Studies indicating a poor performance of urinary [TIMP-2] × [IGFBP-7] as an early predictor for AKI suggest that urinary [TIMP-2] × [IGFBP-7] is of limited clinical value for early diagnosis of AKI, at least in patients following major surgery. Our findings propose that urinary [TIMP-2] × [IGFBP-7] is not useful as a diagnostic aid for early detection of AKI in patients undergoing OLT. Based on these data, it remains questionable whether bed-side assessment of urinary [TIMP-2] × [IGFBP-7] should be recommended and routinely preformed in daily clinical practice in postoperative patients. However, several large clinical studies have successfully demonstrated that urinary [TIMP-2] × [IGFBP-7] identified critically ill patients at risk for imminent AKI [17, 30‐32]. Of note, clinical use of bed-side assessment devices was accredited for clinical evaluation of patients admitted to the ICU with acute cardiovascular or respiratory compromise. Therefore, further studies are required to prove the performance urinary [TIMP-2] × [IGFBP-7] as an early predictor for AKI in the postoperative setting.

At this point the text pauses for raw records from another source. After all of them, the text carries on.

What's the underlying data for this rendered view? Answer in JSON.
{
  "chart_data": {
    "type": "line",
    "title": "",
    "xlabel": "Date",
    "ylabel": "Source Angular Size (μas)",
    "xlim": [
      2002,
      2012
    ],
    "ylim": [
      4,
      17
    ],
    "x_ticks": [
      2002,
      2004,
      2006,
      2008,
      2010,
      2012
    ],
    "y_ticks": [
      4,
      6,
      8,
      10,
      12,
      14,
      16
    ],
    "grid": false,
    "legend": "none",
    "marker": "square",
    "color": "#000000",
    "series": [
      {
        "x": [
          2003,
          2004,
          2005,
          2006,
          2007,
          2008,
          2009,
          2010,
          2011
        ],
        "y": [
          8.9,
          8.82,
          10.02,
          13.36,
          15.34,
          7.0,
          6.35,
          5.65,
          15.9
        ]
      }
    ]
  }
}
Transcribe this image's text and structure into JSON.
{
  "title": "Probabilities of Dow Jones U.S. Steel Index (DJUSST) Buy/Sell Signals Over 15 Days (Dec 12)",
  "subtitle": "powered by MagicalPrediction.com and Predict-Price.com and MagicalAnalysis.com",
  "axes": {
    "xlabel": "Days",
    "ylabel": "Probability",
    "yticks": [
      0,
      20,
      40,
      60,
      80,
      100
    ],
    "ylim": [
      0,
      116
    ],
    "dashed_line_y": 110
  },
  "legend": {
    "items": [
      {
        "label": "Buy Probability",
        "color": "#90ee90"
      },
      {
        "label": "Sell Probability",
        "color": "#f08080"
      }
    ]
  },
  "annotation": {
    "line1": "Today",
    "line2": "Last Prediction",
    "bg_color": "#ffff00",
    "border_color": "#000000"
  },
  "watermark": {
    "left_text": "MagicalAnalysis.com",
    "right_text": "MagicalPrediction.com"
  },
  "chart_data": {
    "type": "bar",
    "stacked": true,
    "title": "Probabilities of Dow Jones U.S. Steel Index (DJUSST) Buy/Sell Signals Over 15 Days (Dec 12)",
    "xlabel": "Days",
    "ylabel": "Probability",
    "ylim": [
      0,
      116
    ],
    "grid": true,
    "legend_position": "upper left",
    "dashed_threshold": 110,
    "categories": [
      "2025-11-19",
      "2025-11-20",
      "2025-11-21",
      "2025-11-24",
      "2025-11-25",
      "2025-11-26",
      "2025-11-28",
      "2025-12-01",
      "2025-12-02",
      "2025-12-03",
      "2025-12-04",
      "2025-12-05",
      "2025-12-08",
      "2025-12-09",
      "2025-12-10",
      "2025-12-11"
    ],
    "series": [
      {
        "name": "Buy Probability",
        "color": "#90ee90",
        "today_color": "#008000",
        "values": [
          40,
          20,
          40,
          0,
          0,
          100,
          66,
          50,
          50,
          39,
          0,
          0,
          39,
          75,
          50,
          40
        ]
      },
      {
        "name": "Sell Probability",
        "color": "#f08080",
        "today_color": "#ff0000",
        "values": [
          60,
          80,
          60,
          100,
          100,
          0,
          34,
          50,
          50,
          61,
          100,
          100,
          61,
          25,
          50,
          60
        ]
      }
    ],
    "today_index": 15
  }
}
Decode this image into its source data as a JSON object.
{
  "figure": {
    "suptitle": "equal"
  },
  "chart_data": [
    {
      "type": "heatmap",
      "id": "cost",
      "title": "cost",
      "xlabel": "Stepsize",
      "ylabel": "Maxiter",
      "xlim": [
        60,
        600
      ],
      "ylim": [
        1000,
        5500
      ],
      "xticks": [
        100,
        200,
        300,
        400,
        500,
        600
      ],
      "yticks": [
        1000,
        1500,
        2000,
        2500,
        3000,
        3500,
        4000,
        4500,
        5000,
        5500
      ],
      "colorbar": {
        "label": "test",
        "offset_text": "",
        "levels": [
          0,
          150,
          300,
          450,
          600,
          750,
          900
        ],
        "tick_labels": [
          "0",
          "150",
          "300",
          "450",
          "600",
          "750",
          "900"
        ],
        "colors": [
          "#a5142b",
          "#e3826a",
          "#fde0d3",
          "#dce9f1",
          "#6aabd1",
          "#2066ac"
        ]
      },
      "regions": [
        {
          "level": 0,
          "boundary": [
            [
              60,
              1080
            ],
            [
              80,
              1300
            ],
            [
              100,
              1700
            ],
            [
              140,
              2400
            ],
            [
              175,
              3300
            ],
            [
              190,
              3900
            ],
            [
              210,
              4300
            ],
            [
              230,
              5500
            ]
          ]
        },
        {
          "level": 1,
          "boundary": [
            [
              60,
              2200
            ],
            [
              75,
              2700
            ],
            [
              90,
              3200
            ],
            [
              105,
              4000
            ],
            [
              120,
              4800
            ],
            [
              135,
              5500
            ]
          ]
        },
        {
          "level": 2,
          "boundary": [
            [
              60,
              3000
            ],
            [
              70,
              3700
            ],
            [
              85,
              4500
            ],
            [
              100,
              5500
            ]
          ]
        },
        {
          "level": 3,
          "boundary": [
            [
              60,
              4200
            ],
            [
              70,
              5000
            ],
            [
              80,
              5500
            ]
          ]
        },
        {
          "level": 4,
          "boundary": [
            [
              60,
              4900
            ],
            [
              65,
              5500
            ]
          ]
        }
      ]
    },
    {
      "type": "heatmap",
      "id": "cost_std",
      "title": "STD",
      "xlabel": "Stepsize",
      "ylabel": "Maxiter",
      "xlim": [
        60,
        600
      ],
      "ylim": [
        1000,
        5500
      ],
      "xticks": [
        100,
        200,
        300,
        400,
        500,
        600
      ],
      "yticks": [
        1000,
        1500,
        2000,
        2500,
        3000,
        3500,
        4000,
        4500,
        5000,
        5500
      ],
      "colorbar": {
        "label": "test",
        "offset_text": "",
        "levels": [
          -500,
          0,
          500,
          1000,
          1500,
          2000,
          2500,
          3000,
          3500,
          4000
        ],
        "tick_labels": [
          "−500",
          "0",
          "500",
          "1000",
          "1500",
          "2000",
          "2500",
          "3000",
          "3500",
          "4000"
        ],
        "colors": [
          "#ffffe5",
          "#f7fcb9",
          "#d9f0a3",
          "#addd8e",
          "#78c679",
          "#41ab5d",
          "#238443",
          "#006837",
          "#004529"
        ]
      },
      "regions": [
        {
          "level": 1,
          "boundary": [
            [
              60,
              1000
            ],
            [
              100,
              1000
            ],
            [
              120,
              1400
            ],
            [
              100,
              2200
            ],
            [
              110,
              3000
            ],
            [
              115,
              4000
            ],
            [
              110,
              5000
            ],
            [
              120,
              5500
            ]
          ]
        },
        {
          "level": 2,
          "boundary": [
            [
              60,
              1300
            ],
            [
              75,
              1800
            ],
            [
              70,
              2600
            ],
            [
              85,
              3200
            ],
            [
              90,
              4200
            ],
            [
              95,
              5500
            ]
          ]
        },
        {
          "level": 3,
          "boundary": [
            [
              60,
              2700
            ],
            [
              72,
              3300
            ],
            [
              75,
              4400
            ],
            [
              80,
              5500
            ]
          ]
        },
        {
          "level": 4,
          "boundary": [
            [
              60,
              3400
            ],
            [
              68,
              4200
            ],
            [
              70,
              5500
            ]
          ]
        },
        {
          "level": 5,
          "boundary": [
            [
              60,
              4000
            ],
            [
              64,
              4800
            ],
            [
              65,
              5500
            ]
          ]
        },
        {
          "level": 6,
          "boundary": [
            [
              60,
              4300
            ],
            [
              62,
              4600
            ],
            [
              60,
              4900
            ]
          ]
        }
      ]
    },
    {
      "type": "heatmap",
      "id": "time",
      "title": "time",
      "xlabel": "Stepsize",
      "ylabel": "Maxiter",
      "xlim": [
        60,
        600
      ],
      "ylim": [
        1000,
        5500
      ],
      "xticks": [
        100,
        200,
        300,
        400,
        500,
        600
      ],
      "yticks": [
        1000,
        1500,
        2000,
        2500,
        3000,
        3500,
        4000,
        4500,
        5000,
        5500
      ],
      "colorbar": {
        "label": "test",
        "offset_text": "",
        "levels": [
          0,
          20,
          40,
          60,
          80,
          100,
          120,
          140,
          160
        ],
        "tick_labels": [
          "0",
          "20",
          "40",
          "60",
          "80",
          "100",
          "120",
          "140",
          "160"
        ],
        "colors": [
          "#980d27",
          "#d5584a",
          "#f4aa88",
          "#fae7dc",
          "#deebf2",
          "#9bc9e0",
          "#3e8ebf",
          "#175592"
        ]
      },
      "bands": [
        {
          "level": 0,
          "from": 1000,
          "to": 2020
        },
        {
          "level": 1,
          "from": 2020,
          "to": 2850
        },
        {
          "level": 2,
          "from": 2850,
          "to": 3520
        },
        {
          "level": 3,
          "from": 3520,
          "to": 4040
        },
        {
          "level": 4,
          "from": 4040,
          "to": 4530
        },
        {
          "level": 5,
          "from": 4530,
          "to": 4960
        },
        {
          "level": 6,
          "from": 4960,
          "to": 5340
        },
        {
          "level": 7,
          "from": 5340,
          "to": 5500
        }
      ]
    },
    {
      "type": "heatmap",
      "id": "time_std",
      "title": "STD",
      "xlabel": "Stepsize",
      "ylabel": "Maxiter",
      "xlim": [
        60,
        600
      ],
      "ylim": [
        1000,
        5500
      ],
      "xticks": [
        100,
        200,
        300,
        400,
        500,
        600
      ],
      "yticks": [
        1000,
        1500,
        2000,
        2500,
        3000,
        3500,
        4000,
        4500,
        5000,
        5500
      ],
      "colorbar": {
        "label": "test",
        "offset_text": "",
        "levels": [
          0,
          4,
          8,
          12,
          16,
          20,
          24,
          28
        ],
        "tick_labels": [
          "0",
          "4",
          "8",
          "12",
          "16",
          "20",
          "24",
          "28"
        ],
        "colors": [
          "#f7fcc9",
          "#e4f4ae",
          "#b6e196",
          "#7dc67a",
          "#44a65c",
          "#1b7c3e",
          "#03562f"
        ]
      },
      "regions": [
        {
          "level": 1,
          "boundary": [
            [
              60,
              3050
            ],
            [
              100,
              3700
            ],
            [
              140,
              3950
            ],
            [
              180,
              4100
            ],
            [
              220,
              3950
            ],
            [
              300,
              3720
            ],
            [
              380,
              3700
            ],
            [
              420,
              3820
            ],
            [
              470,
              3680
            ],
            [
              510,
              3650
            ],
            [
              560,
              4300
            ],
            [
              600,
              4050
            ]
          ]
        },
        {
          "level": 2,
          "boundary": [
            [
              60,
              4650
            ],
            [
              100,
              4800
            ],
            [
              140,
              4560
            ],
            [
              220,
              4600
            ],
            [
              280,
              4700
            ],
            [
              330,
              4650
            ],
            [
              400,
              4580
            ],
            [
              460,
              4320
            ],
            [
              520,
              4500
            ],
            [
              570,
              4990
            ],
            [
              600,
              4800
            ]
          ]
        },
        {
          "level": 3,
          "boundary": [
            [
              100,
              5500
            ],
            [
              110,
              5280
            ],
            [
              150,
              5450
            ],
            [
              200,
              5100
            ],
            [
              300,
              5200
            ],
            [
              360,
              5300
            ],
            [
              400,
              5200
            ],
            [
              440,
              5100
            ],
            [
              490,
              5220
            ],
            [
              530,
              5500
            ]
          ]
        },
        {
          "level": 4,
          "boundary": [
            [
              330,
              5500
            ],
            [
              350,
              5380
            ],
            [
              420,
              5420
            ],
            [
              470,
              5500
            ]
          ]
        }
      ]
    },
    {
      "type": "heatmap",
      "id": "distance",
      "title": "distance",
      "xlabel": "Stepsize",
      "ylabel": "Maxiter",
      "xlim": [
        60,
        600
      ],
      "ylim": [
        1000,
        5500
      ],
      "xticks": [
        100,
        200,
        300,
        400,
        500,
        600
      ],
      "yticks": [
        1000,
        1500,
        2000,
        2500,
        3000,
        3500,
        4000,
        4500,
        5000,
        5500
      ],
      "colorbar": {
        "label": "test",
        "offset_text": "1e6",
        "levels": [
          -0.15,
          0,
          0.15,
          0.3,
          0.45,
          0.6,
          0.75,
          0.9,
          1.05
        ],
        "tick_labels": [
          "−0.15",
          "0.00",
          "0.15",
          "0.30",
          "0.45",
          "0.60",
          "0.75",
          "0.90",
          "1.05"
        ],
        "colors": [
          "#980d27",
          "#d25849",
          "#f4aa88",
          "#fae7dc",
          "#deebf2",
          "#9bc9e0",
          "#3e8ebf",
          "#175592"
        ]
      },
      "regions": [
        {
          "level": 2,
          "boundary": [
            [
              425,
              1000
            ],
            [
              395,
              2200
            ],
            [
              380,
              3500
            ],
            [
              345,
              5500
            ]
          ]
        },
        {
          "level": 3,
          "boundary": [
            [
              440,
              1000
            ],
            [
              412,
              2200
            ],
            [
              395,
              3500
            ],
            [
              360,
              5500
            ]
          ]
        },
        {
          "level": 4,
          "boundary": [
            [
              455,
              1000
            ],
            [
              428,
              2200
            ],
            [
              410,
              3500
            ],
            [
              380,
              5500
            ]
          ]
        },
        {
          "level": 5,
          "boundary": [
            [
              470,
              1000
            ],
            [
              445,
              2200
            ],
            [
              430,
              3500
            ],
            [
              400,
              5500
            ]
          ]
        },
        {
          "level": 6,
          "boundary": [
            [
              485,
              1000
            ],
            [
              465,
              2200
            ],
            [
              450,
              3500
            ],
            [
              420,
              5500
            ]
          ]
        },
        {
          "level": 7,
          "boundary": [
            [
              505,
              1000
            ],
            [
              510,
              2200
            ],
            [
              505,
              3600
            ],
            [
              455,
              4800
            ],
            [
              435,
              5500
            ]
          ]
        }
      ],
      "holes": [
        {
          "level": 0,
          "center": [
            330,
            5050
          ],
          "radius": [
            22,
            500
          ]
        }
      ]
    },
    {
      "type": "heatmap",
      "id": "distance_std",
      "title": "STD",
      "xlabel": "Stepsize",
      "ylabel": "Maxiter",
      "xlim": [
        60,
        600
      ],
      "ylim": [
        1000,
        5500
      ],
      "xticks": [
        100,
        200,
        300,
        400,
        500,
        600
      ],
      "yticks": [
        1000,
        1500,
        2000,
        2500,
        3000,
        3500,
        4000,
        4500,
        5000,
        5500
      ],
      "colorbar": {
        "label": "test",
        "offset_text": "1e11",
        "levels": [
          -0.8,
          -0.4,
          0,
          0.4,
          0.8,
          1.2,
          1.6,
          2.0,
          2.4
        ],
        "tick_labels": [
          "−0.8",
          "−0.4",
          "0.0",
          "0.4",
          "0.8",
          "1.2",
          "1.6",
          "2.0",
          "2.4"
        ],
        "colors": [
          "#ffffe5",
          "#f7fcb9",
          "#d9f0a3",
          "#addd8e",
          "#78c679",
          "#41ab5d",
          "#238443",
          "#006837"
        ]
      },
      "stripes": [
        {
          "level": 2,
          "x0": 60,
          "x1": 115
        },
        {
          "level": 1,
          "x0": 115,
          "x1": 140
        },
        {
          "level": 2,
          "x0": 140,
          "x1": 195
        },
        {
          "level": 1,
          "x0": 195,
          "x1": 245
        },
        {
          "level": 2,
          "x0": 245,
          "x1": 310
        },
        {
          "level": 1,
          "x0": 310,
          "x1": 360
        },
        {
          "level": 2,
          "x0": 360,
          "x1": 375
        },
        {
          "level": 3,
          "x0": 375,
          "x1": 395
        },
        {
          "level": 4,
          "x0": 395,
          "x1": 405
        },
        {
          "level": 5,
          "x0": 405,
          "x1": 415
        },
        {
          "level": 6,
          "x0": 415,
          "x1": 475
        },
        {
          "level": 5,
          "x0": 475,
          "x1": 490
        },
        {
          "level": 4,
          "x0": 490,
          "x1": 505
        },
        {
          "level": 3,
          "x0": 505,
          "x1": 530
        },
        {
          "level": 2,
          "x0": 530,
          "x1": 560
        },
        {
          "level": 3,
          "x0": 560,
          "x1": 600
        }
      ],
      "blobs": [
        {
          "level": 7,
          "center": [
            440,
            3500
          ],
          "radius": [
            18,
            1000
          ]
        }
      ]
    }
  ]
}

This study has several limitations. We may fail to detect a signal due to the small sample size of only 40 OLT patients. Biomarker studies normally use hundreds of patients to get an accurate reading on the test performance. Thus, the study could be underpowered to exclude clinically relevant performance. However, the incidence of AKI in our population of OLT patients is rather high with 70%, and based on the sample size calculations from our previous data, there shoud be a signal if the test would be sensitive in this specific population.

Furthermore, the small sample size in our study did not permit to reliably analyze whether other important risk factors such as MELD score, intraoperative blood loss, blood transfusion or fluid administration affected the performance of urinary [TIMP-2] × [IGFBP-7] in predicting AKI after OLT. The fact that many known risk factors for AKI in cirrhosis patients did not differ among patients with and without AKI, suggests that their potentially deleterious effects were to weak to be detected in our patient population. We were also unable to analyze whether the presence of comorbidities affected the performance of urinary [TIMP-2] × [IGFBP-7] to predict AKI after OLT. In our study population, mean MELD score was rather low, so we cannot conclude on more severely ill liver transplant patients, who might even have a higher risk of AKI. Therefore, the results of our study cannot be extrapolated to patients with greater severity of disease. In addition, we also included patients with a preoperative estimated glomerular filtration rate (eGFR) below 60 mL/min/1.73 m², which would suggest impaired preoperative kidney function. However, due to the low patient number with impaired preoperative kidney function, we did not perform sub-analyses in this patient population. Thus, the predictive value of urinary [TIMP-2] × [IGFBP-7] might be different in patients with or without pre-existing kidney impairment. Nevertheless, a clinically useful biomarker should predict AKI regardless of the patients’ comorbidities and the pre-existing kidney impairment.

In this study, urinary [TIMP-2] × [IGFBP-7] did not predict the development of AKI in patients undergoing OLT. Our findings suggest that urinary [TIMP-2] × [IGFBP-7] might not be a promising diagnostic tool for early detection of AKI in patients undergoing OLT.